Monday, September 13, 2010
Now I'm in college

I may have always had certain romantic tendencies, just percolating for who knows how long, but it was late last winter that I think I became a true romantic. Or Romantic, rather, as it was the literature of the English Romantic period that engendered the blossoming of such feelings in me: love of nature, love of people, love of love. I'd had these loves already, but now they were my whole world and there was a new feeling added to them: an intense desire to share these loves with someone else. Ah…
The big irony of my existence must now be addressed: I've never had the slightest bit of romance in my life with another person (just with dead authors and books and ideas, you could say). I've never even held hands in a romantic way with a guy (or girl, for that matter). I've been asked on a date twice (both in my freshman year of high school when I wasn't really into guys yet, and definitely not these two guys whom I hadn't gotten to know too well at the time and didn't ever attract me.) I've asked out someone once (it was very nearly twice, but, ah, you'll see) and he said no.

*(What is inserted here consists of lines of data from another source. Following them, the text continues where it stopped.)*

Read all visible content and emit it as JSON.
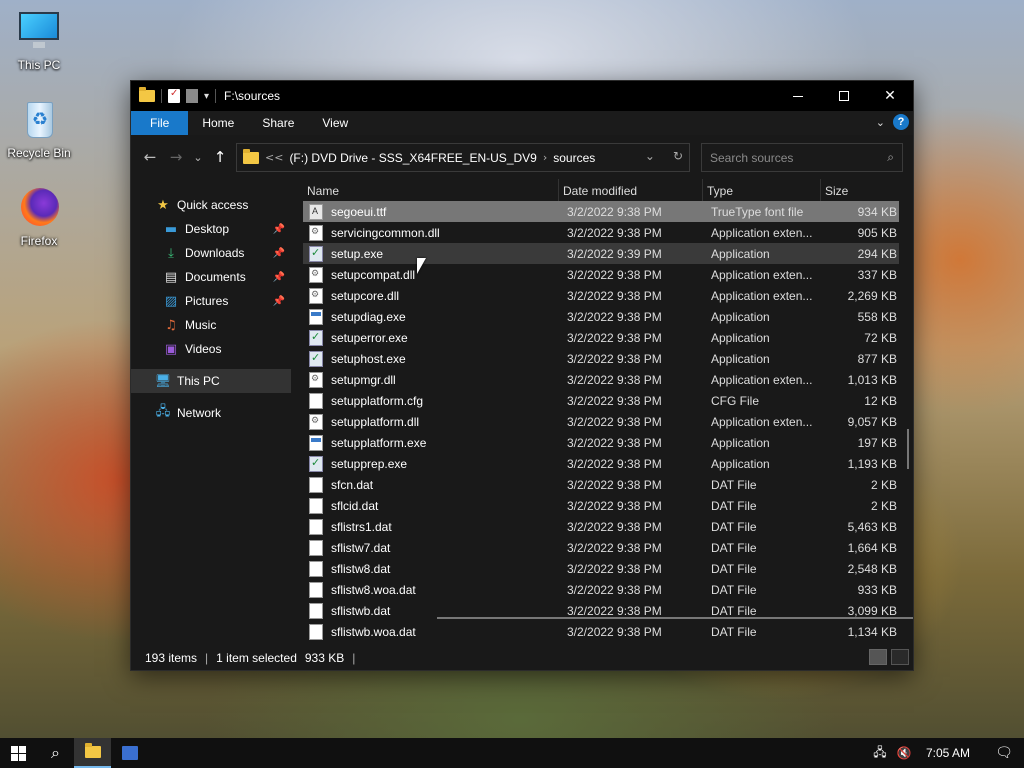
{
  "desktop": {
    "icons": [
      {
        "label": "This PC",
        "icon": "this-pc-icon"
      },
      {
        "label": "Recycle Bin",
        "icon": "recycle-bin-icon"
      },
      {
        "label": "Firefox",
        "icon": "firefox-icon"
      }
    ]
  },
  "window": {
    "title": "F:\\sources",
    "ribbon_tabs": [
      "File",
      "Home",
      "Share",
      "View"
    ],
    "address": {
      "overflow": "<<",
      "segments": [
        "(F:) DVD Drive - SSS_X64FREE_EN-US_DV9",
        "sources"
      ]
    },
    "search": {
      "placeholder": "Search sources"
    },
    "nav": {
      "quick_access": "Quick access",
      "items": [
        {
          "label": "Desktop",
          "icon": "desktop-icon",
          "pinned": true
        },
        {
          "label": "Downloads",
          "icon": "downloads-icon",
          "pinned": true
        },
        {
          "label": "Documents",
          "icon": "documents-icon",
          "pinned": true
        },
        {
          "label": "Pictures",
          "icon": "pictures-icon",
          "pinned": true
        },
        {
          "label": "Music",
          "icon": "music-icon",
          "pinned": false
        },
        {
          "label": "Videos",
          "icon": "videos-icon",
          "pinned": false
        }
      ],
      "this_pc": "This PC",
      "network": "Network"
    },
    "columns": [
      "Name",
      "Date modified",
      "Type",
      "Size"
    ],
    "files": [
      {
        "name": "segoeui.ttf",
        "date": "3/2/2022 9:38 PM",
        "type": "TrueType font file",
        "size": "934 KB",
        "icon": "font"
      },
      {
        "name": "servicingcommon.dll",
        "date": "3/2/2022 9:38 PM",
        "type": "Application exten...",
        "size": "905 KB",
        "icon": "dll"
      },
      {
        "name": "setup.exe",
        "date": "3/2/2022 9:39 PM",
        "type": "Application",
        "size": "294 KB",
        "icon": "setup"
      },
      {
        "name": "setupcompat.dll",
        "date": "3/2/2022 9:38 PM",
        "type": "Application exten...",
        "size": "337 KB",
        "icon": "dll"
      },
      {
        "name": "setupcore.dll",
        "date": "3/2/2022 9:38 PM",
        "type": "Application exten...",
        "size": "2,269 KB",
        "icon": "dll"
      },
      {
        "name": "setupdiag.exe",
        "date": "3/2/2022 9:38 PM",
        "type": "Application",
        "size": "558 KB",
        "icon": "exe"
      },
      {
        "name": "setuperror.exe",
        "date": "3/2/2022 9:38 PM",
        "type": "Application",
        "size": "72 KB",
        "icon": "setup"
      },
      {
        "name": "setuphost.exe",
        "date": "3/2/2022 9:38 PM",
        "type": "Application",
        "size": "877 KB",
        "icon": "setup"
      },
      {
        "name": "setupmgr.dll",
        "date": "3/2/2022 9:38 PM",
        "type": "Application exten...",
        "size": "1,013 KB",
        "icon": "dll"
      },
      {
        "name": "setupplatform.cfg",
        "date": "3/2/2022 9:38 PM",
        "type": "CFG File",
        "size": "12 KB",
        "icon": "doc"
      },
      {
        "name": "setupplatform.dll",
        "date": "3/2/2022 9:38 PM",
        "type": "Application exten...",
        "size": "9,057 KB",
        "icon": "dll"
      },
      {
        "name": "setupplatform.exe",
        "date": "3/2/2022 9:38 PM",
        "type": "Application",
        "size": "197 KB",
        "icon": "exe"
      },
      {
        "name": "setupprep.exe",
        "date": "3/2/2022 9:38 PM",
        "type": "Application",
        "size": "1,193 KB",
        "icon": "setup"
      },
      {
        "name": "sfcn.dat",
        "date": "3/2/2022 9:38 PM",
        "type": "DAT File",
        "size": "2 KB",
        "icon": "doc"
      },
      {
        "name": "sflcid.dat",
        "date": "3/2/2022 9:38 PM",
        "type": "DAT File",
        "size": "2 KB",
        "icon": "doc"
      },
      {
        "name": "sflistrs1.dat",
        "date": "3/2/2022 9:38 PM",
        "type": "DAT File",
        "size": "5,463 KB",
        "icon": "doc"
      },
      {
        "name": "sflistw7.dat",
        "date": "3/2/2022 9:38 PM",
        "type": "DAT File",
        "size": "1,664 KB",
        "icon": "doc"
      },
      {
        "name": "sflistw8.dat",
        "date": "3/2/2022 9:38 PM",
        "type": "DAT File",
        "size": "2,548 KB",
        "icon": "doc"
      },
      {
        "name": "sflistw8.woa.dat",
        "date": "3/2/2022 9:38 PM",
        "type": "DAT File",
        "size": "933 KB",
        "icon": "doc"
      },
      {
        "name": "sflistwb.dat",
        "date": "3/2/2022 9:38 PM",
        "type": "DAT File",
        "size": "3,099 KB",
        "icon": "doc"
      },
      {
        "name": "sflistwb.woa.dat",
        "date": "3/2/2022 9:38 PM",
        "type": "DAT File",
        "size": "1,134 KB",
        "icon": "doc"
      }
    ],
    "status": {
      "count": "193 items",
      "selected": "1 item selected",
      "selected_size": "933 KB"
    }
  },
  "taskbar": {
    "clock": "7:05 AM"
  }
}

I've yet to be in a situation of mutual interest.
There. That's that. I'm not going to use this diary to whine about my loneliness or pander for pity. For whatever reasons this is just what is.

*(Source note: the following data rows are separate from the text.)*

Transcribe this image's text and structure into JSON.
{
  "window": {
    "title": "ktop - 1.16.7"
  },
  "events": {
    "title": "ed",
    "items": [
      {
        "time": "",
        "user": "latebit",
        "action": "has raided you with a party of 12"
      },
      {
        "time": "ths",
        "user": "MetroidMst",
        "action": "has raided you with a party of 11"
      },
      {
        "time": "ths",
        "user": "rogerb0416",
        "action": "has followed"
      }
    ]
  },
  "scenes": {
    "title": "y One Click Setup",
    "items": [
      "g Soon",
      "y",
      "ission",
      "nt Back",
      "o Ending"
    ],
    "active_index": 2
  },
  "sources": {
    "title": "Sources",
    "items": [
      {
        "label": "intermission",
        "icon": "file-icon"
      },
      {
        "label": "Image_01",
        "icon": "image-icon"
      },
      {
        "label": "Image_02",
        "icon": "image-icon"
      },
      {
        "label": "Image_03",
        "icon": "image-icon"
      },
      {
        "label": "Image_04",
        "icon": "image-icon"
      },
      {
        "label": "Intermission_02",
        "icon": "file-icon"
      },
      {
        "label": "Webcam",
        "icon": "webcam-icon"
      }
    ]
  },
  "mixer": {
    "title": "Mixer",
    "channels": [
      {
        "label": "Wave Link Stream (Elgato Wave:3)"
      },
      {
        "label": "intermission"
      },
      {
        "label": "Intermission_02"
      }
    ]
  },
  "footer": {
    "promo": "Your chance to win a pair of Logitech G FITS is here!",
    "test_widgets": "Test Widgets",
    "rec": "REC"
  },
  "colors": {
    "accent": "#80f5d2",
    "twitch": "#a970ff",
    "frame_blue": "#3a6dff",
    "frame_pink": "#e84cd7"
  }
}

I came to Berkeley with my head echoing with the assurances of friends, family, and even casual acquaintances whom I'd told of my romantic worries: "You'll find someone in college." I've always been incredibly studious and made academics and learning my top priority (possibly a factor in my failure to attract a boyfriend) -- but soon I found those convictions were taking a backseat to looking for that promised Someone. I became the giggly (though not flirtatious) boys-on-the-brain girl I'd never dreamed I'd become (in fact I always I'd previously loathed this sort of character in books and movies). So I ended up with an identity crisis on my hands as well as a love crisis. But this seems pretty natural given that I was striking out on my own for the first time and going through a sort of protracted late puberty.

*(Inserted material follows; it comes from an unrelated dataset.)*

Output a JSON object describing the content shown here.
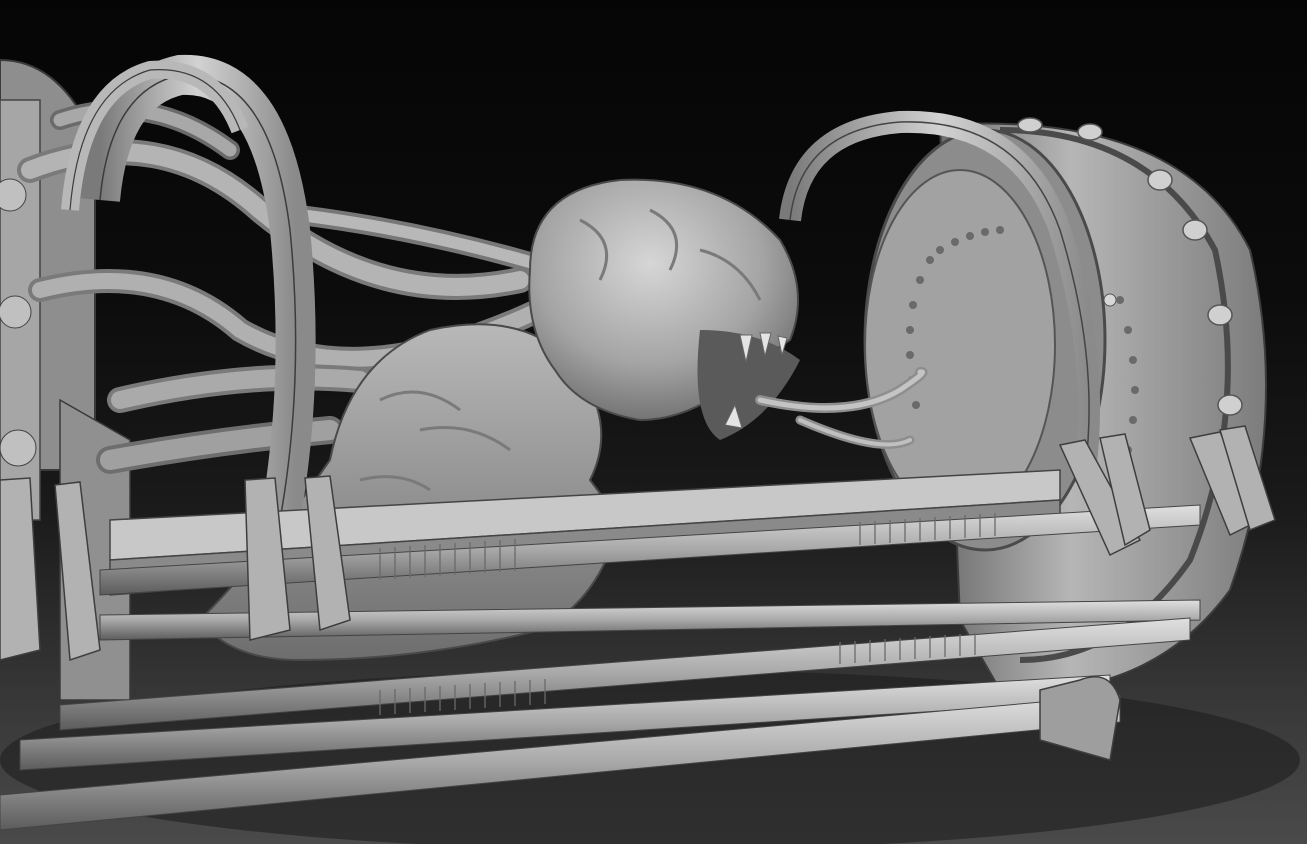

Anyway, I found an object for my huge free-floating affections quite soon. This was a relief as I was still lying awake at night thinking of the last boy I'd liked (this is the one who turned me down -- I have written much about this experience already and can relate it to you separately) though I'd found a fair degree of closure with him and left him behind with the rest of my friends who were still in high school.
It was during Welcome Week in late August, the evening after my roommates and I got back from spending a hot and crowded day in San Francisco with a group of people from our dorm unit. I went with my roommates to get dinner at Foothill Dining after taking a shower. My hair was still wet and I was wearing frightfully old and linty pajamas, giant panda slippers and no bra. If I can take no other lesson from the experience that began that night it is to always dress for dinner. You never know when your roommate is going to pick the table with the man of your dreams on one end.
For the preceding nights the three of us had been trying to meet people (mostly boys) and tonight was my more gregarious roommate Natschja's turn to choose which diner we'd introduced ourselves too. She quickly pointed out a particularly good-looking young man eating a vegetarian rice bowl by himself. I was instantly struck by the features of him that were like those of my last crush: he was very tall and rail-thin, with a long, angular pale face (like the moon, I always thought of them both). He too was quiet, laconic, and solitary (thereby mysterious and attractively so). But within a few weeks of knowing him, he as a separate and unique (in many fascinating ways unlike my previous crush or anyone else I knew) person quite commanded my whole fancy.
But back to our first meeting: we took our seats at the table with him, with me furthest from him, at the edge of the table to accommodate my saxophone in its case which I'd taken with me with vague plans to practice in the rec room after dinner. Still, I had a full view of his face and was taken with his long pale eyelashes, thinly curling dark lips, lopsided white grin, etc., etc. But what really captured me, had me (and for the time being my roommates as well) in a flutter was his manner and, how shall I say? Oddness? Mysteriousness? For our conversation, which unexpectedly lasted for five or so hours, until we were kicked out of the dining hall at eleven, was strange, enticingly so. He spoke with a very tight economy of words, careful and stoic, while we three girls babbled and giggled and searched for questions to ask this neatly-dressed stranger who seemed to have stepped out of another time period or something for his politeness, reservation, and tastes quite out of the norm. We struggled to find some common interest to discuss. Natschja asked him right away if he listened to her favorite indie bands (her first test for every new acquaintance); he was unacquainted with them, just as we turned out to be unfamiliar with his musical preferences, which centered on classical and experimental music. We had the same sort of mutual unfamiliarity with movies (though my other roommate, Amadeia, was able to discuss some foreign films with him for a little while), his tastes again being for the arcane and artsy.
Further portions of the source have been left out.